Pilkington Teaching Awards 2001
The Sir Alastair Pilkington Teaching Awards, are given to recognise excellent undergraduate teaching. These annual awards were the initiative of Sir Alistair Pilkington who retired at the end of September 1990 after 10 years as Pro-Chancellor of the University. A committee invites students and staff to nominate teachers, thought to be exceptional. Lecturers are nominated for a variety of reasons including the use of innovative techniques to explain difficult subjects, support given to students and ability to make lectures and seminars entertaining and interesting. The prizes are recognised by the Academic Audit Unit as contributing to the high quality of teaching provision in the university.
This year congratulations goes to Dr Patrick Hagopian, American Studies and Dr Michael Winstanley, History, who have been awarded the Sir Alastair Pilkington Teaching Award. The awards (£1000 each and a certificate) will be presented at a lunch hosted next week by the Vice-Chancellor. Dr Steven Bradley, Economics is the runner-up. Both winners were nominated by their Head of Department.

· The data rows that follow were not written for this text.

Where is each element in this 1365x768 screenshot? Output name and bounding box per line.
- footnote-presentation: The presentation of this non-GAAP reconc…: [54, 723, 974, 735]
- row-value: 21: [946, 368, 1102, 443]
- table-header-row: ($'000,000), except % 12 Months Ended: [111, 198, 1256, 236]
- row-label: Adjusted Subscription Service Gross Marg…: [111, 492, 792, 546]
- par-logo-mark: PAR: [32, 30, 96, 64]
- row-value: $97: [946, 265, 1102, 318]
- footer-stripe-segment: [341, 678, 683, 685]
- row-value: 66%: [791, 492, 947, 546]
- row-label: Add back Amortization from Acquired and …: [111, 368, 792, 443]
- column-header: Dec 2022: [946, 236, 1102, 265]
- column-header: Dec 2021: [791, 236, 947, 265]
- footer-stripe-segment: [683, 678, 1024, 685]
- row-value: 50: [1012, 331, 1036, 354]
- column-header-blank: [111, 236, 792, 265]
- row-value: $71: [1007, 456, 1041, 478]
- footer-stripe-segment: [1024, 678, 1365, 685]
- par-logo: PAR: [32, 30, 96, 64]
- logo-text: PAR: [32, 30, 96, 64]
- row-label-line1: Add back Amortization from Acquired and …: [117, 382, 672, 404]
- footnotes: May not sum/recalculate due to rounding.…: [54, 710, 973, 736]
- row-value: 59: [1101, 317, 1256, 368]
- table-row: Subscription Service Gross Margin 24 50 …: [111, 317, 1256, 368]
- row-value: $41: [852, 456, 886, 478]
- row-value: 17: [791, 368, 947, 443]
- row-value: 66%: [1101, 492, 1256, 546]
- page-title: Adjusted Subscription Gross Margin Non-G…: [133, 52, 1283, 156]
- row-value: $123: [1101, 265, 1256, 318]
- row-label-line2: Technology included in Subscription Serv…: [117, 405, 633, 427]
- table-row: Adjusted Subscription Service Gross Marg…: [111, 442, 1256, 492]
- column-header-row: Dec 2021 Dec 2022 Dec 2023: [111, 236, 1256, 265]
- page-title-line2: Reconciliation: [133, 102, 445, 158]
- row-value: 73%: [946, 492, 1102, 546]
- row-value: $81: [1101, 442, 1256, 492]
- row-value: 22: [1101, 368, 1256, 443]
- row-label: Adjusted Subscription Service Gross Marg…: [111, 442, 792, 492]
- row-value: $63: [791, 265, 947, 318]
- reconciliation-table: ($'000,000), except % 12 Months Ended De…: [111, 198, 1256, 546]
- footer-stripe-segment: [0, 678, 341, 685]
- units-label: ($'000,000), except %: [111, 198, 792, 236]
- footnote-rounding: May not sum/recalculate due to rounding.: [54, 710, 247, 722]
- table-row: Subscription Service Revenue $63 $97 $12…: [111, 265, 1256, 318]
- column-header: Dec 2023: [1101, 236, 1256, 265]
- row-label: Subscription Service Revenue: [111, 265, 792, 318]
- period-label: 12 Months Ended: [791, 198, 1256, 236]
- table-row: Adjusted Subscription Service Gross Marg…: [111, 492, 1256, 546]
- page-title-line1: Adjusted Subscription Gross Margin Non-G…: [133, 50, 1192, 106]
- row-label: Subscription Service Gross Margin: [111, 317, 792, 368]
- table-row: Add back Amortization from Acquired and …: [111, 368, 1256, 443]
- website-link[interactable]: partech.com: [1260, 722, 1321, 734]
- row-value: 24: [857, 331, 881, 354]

The particular features of each case commended by the Pilkington Award panel were:-
Dr Patrick Hagopian
The depth and range of his contribution to teaching and learning, the high degree of reflectiveness throughout the submission, sensitivity to students needs, care in the development of materials, and the emphasis on inter-activity in lectures. Two areas which attracted particular attention were student learning support, in particular the innovation of writing seminars to develop key skills and evidence of innovative methods of assessment. Furthermore the panel was particularly impressed by evidence of extremely thoughtful and detailed feedback to students, demonstrating an unusual measure of student care. Statements from past and present students as well as colleagues within and outside the University all attested to an enthusiastic, inspirational and energetic teacher.
Dr Michael Winstanley
Pioneering work in applying IT to teaching, innovative methods of student-centred, tutor-guided teaching, and the many contributions as Faculty Associate Dean for Undergraduate Teaching. The reflective nature of the evidence, in particular the integration between content and process, the development of 'skills' and emphasis on active learning. The teaching materials provided demonstrated a great deal of care, supported by very strong statements from past and present students and peers. The success in developing the confidence and skills of his students in difficult subject areas, together with the contributions at local, regional and national levels to history pedagogy, including his role in the History 2000 project, and his ability to engage students in research projects leading to publication were commended warmly.